Марчелли попытался озвучить современную пустоту. Осознать жизнь как «огромное, бесформенное чудовище, которое вечно требует жертв». В прологе – что-то декадентское: итальянские маски, мужчины во фраках, женские фигуры, завернутые в белый газ с венками на голове, эдакие христовы невесты. Звучит гениальное исполнение «Травиаты» Верди. Филиппу Джордано – никто не знает (итальянская певица – родилась в 1974-м в Палермо – с широким диапазоном голоса), голос джазовый, тоска неимоверная и потусторонность. Мужчина во фраке стреляется и падает. Конец пролога.
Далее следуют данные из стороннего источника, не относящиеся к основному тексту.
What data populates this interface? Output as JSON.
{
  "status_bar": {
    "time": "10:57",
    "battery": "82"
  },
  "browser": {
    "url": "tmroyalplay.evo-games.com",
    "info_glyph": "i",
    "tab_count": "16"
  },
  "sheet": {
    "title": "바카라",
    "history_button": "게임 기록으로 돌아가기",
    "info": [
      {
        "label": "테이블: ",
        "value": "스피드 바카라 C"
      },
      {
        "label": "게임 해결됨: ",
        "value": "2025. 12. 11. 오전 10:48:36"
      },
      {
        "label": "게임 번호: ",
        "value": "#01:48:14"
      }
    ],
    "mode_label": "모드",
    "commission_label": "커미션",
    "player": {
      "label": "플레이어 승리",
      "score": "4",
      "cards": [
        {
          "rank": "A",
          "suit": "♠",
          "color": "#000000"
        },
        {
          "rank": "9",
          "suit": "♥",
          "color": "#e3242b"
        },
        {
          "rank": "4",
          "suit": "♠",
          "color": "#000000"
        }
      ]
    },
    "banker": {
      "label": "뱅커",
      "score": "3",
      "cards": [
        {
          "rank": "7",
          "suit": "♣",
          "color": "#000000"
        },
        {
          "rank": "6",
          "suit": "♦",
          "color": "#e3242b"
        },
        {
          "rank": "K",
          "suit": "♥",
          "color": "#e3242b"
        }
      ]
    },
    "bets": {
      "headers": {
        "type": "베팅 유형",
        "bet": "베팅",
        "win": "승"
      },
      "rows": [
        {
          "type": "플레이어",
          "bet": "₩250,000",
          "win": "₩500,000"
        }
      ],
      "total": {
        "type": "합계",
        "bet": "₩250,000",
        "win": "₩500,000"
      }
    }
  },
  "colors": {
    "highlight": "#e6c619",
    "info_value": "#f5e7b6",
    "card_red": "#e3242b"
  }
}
В душе у всех героев, а не только у Рюмина, «есть что-то нестройное». (Дом Басова похож на прозрачную теплицу с реечками – с одной стороны, жить нельзя, с другой – отгорожено от жизни.) Люди маются, бесцельные, вялые, невозбудимые, не испытывающие сильных желаний. Все время стараются себя встряхнуть, разбудить, ущипнуть, укусить – чтобы хоть что-то почувствовать. Здесь все объяснения в любви грубы, похожи на насилие, как и поцелуи и объятья. Басов во время разговора с женой, вдруг расстегивает ей платье и спускает его до пояса, но потом вяло отходит. Она с вызовом продолжает так сидеть – при брате, при Суслове. Они как-то мрачно на это взирают. Никого и ничего не возбуждает. Город Зеро. Влас – откровенный клоун: коротковатые штаны и пиджак, дамские туфли, всклокоченная шевелюра, ходит по столу. Горничная Саша – с голым пупком.
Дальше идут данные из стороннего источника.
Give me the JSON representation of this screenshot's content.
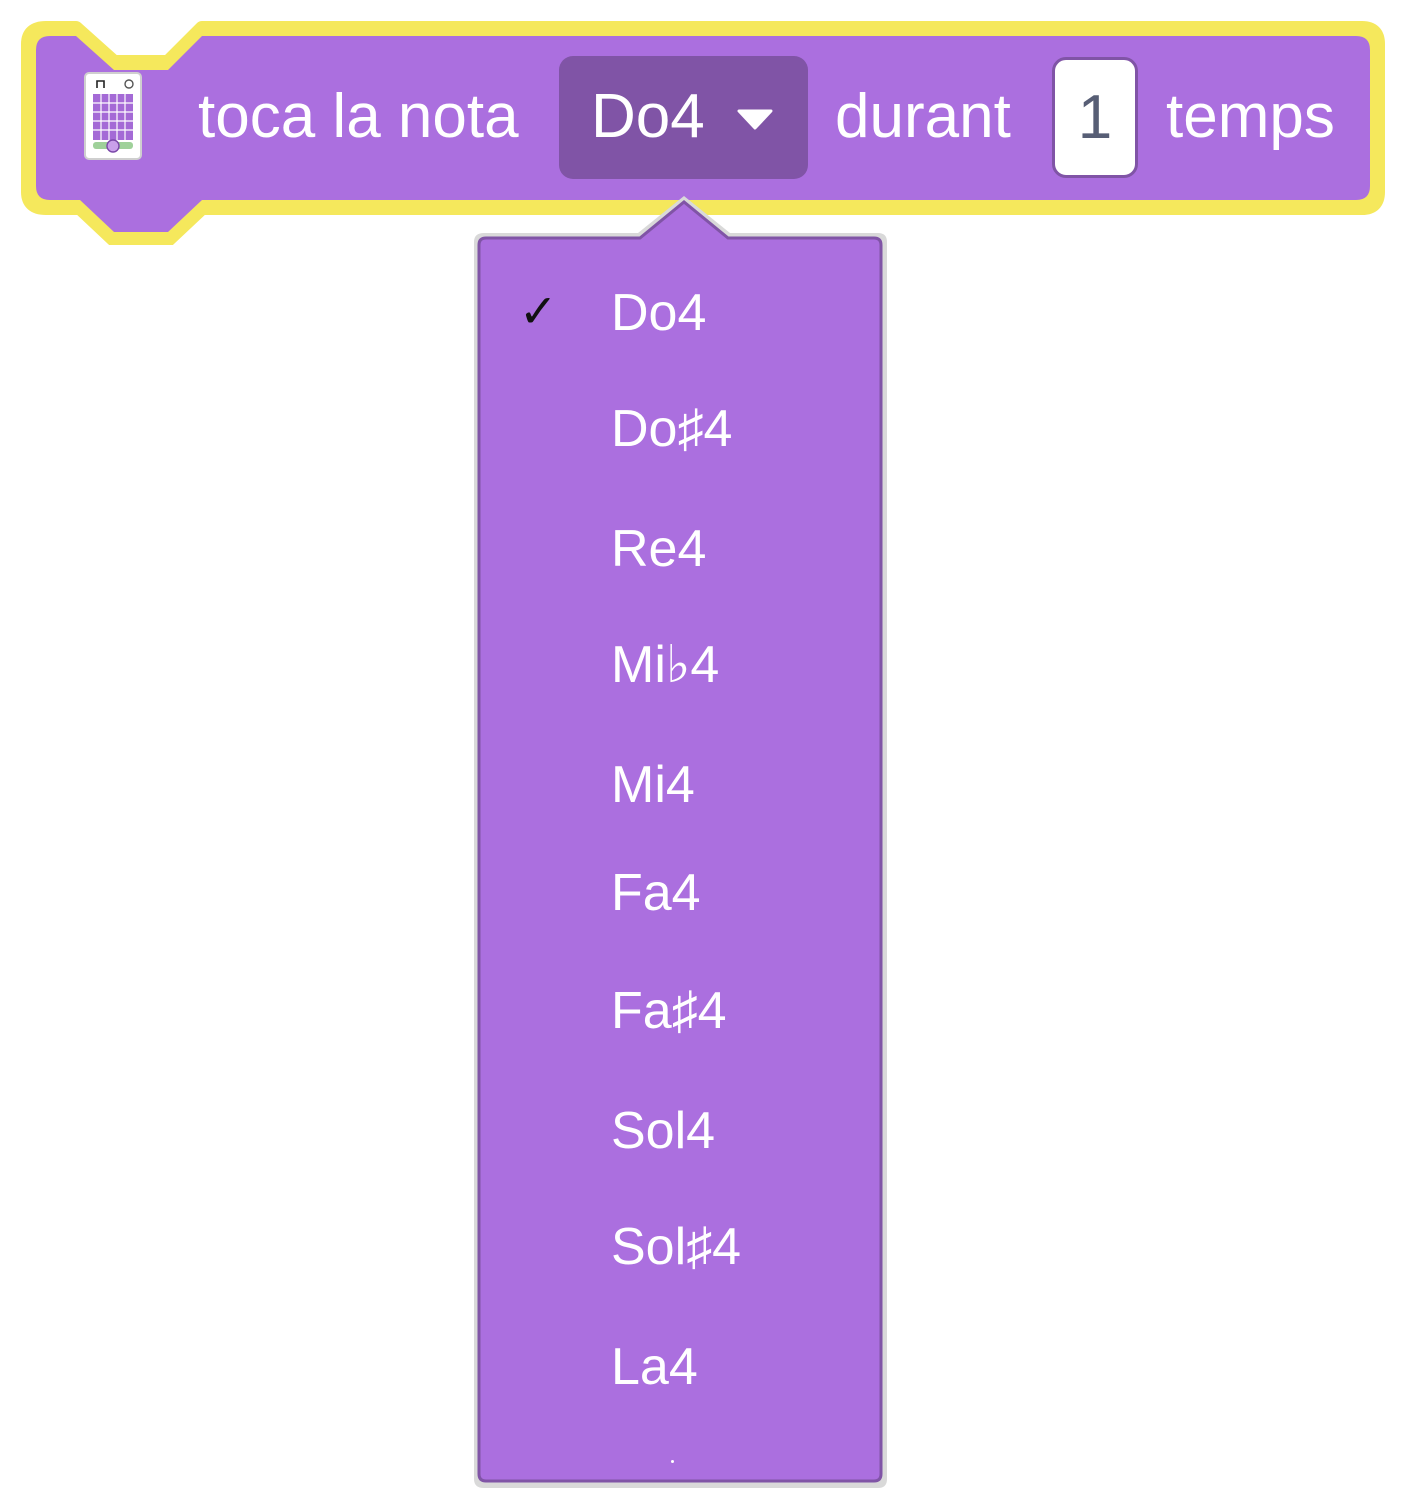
{
  "block": {
    "extension_icon": "microbit-icon",
    "label_play": "toca la nota",
    "note_value": "Do4",
    "label_during": "durant",
    "beats_value": "1",
    "label_beats": "temps"
  },
  "dropdown": {
    "selected_index": 0,
    "items": [
      {
        "label": "Do4"
      },
      {
        "label": "Do♯4"
      },
      {
        "label": "Re4"
      },
      {
        "label": "Mi♭4"
      },
      {
        "label": "Mi4"
      },
      {
        "label": "Fa4"
      },
      {
        "label": "Fa♯4"
      },
      {
        "label": "Sol4"
      },
      {
        "label": "Sol♯4"
      },
      {
        "label": "La4"
      }
    ]
  },
  "colors": {
    "block_fill": "#ab6fdf",
    "block_border": "#f5e85c",
    "field_fill": "#8054a6",
    "menu_fill": "#ab6fdf",
    "menu_border": "#8054a6",
    "text": "#ffffff",
    "input_text": "#575e75"
  }
}
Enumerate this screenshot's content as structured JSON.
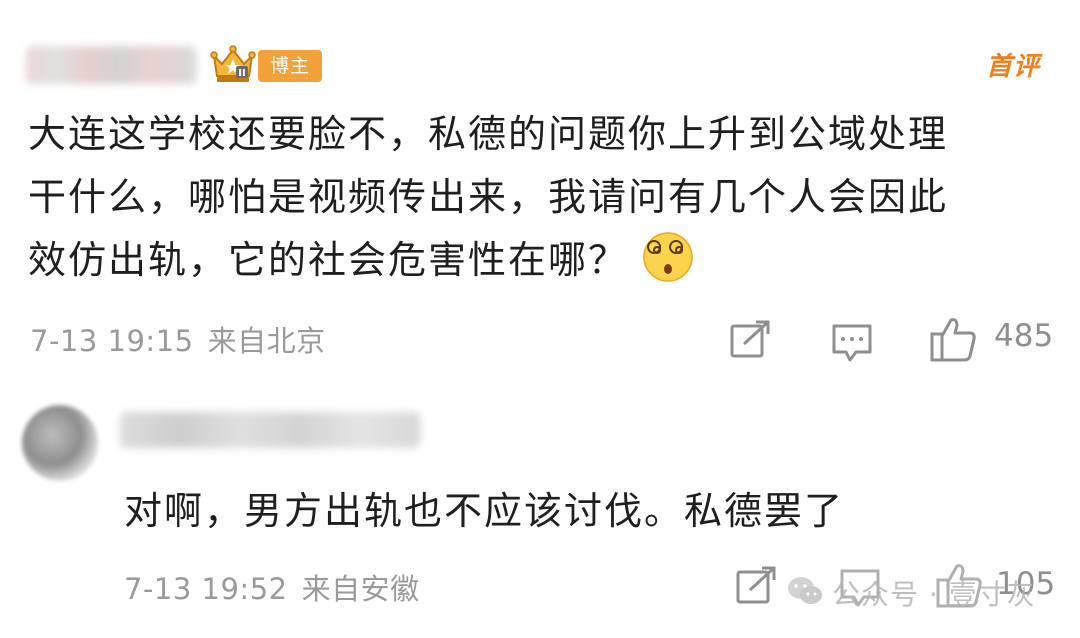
{
  "main_comment": {
    "badge_label": "博主",
    "first_comment_tag": "首评",
    "text_lines": [
      "大连这学校还要脸不，私德的问题你上升到公域处理",
      "干什么，哪怕是视频传出来，我请问有几个人会因此",
      "效仿出轨，它的社会危害性在哪？"
    ],
    "emoji": "dizzy-face",
    "timestamp": "7-13 19:15",
    "location": "来自北京",
    "like_count": "485"
  },
  "reply": {
    "text": "对啊，男方出轨也不应该讨伐。私德罢了",
    "timestamp": "7-13 19:52",
    "location": "来自安徽",
    "like_count": "105"
  },
  "watermark": {
    "text": "公众号 · 壹寸灰"
  },
  "colors": {
    "badge_bg": "#f3a23a",
    "first_comment": "#f0801c",
    "meta_text": "#9a9a9a"
  }
}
Чеховские мотивы доведены до абсурда. Оказывается, «на воле – жутко». Скучно и неинтересно жить всем. «У кого что болит, тот о том и говорит» – реплика Ольги и воплощается. У всех «душа сморщилась и стала похожа на старую маленькую собачку», «горбатая душа». Соня – с красными волосами русалки. Сопровождающий ее студент Зимин появляется на сцене абсолютно голый. Пытаясь шокировать дам. Они только усмехаются и прикрывают глаза, когда он демонстрирует свое причинное место. Желание расшевелить и зрителя.

Томительные паузы означают потерю интереса друг к другу, неловко, надо уходить, но никто не торопится избавить всех от своего присутствия. Пока Калерия (стоя на стуле) читает свои нудные стихи про осень, в задней комнате целуются и обжимаются Замыслов и Юлия, слышен ее вызывающий хохот. Выходит надругательство над словами. Влюбленные дуэты все намеренно пошлы.
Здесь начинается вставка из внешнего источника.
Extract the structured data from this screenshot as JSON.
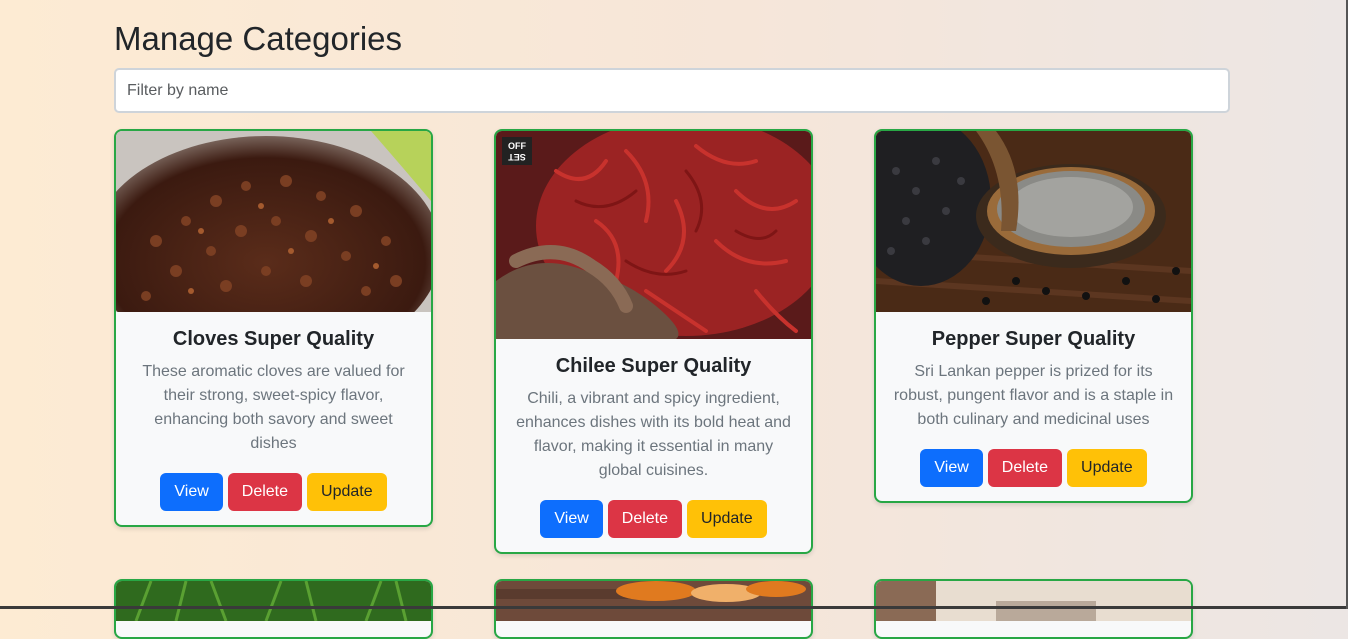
{
  "page": {
    "title": "Manage Categories"
  },
  "filter": {
    "placeholder": "Filter by name",
    "value": ""
  },
  "colors": {
    "card_border": "#28a745",
    "view": "#0d6efd",
    "delete": "#dc3545",
    "update": "#ffc107"
  },
  "cards": [
    {
      "title": "Cloves Super Quality",
      "description": "These aromatic cloves are valued for their strong, sweet-spicy flavor, enhancing both savory and sweet dishes",
      "image": "cloves-photo",
      "view_label": "View",
      "delete_label": "Delete",
      "update_label": "Update"
    },
    {
      "title": "Chilee Super Quality",
      "description": "Chili, a vibrant and spicy ingredient, enhances dishes with its bold heat and flavor, making it essential in many global cuisines.",
      "image": "chili-photo",
      "badge": "OFF SET",
      "view_label": "View",
      "delete_label": "Delete",
      "update_label": "Update"
    },
    {
      "title": "Pepper Super Quality",
      "description": "Sri Lankan pepper is prized for its robust, pungent flavor and is a staple in both culinary and medicinal uses",
      "image": "pepper-photo",
      "view_label": "View",
      "delete_label": "Delete",
      "update_label": "Update"
    },
    {
      "image": "green-leaves-photo"
    },
    {
      "image": "turmeric-photo"
    },
    {
      "image": "spice-jar-photo"
    }
  ]
}
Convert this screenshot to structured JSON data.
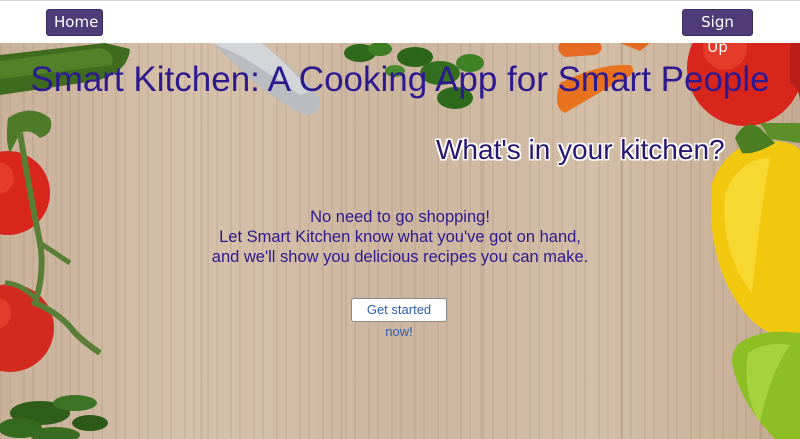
{
  "nav": {
    "home_label": "Home",
    "signup_label": "Sign Up"
  },
  "hero": {
    "title": "Smart Kitchen: A Cooking App for Smart People",
    "subtitle": "What's in your kitchen?",
    "tagline_lines": [
      "No need to go shopping!",
      "Let Smart Kitchen know what you've got on hand,",
      "and we'll show you delicious recipes you can make."
    ],
    "cta_label": "Get started now!"
  },
  "colors": {
    "nav_button": "#4e3b78",
    "title_text": "#2d1a8f",
    "cta_text": "#2f5fb0"
  }
}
Писатель Шалимов, в широкополой шляпе странника Луки и голубом костюме. Под его приход вдруг разражается страстным пением Гарик Сукачев «А за окошками месяц май», и это хоть как-то всех заводит. «А в кружке чай давно остыл и погас “Беломор”.

Дачный бульвар, где маски ездят на велосипедах, прогуливаются персонажи, Басов и Шалимов (в трусах) попивают пиво. Из реплик о дачном театре, где играет Юлия, вырастает идея поставить помост, на котором репетируют и разминаются маски. «Кого же это касается?!» – бросает одна из них. А никого. Жизнь идет мимо театра. И театр мало ею интересуется. Так оригинально воплощается одна из любимых идей Угарова.

Ольга почти насилует Суслова. Влас – Марию Львовну, Калерия то и дело, то сзади, то спереди припадает в экстазе к равнодушному к ней Рюмину. Замыслов откровенно трахает Юлию, завернув ее в театральный занавес, в присутствии якобы спящего Суслова. Гоняет по сцене полуголую горничную Сашу, которая только и знает, что визжать, или спрашивать равнодушно: обед подавать? Двоеточие жаждет ущипнуть за попу любую аппетитную даму, встретившуюся на дороге. «Скучен наш пикник» – «Как наша жизнь». Пьеса трещит по швам, но не рвется. Обнажается ее крайняя плоть. Такой современный декаданс с гнильцой. Только музыка и выживет в этой агонии.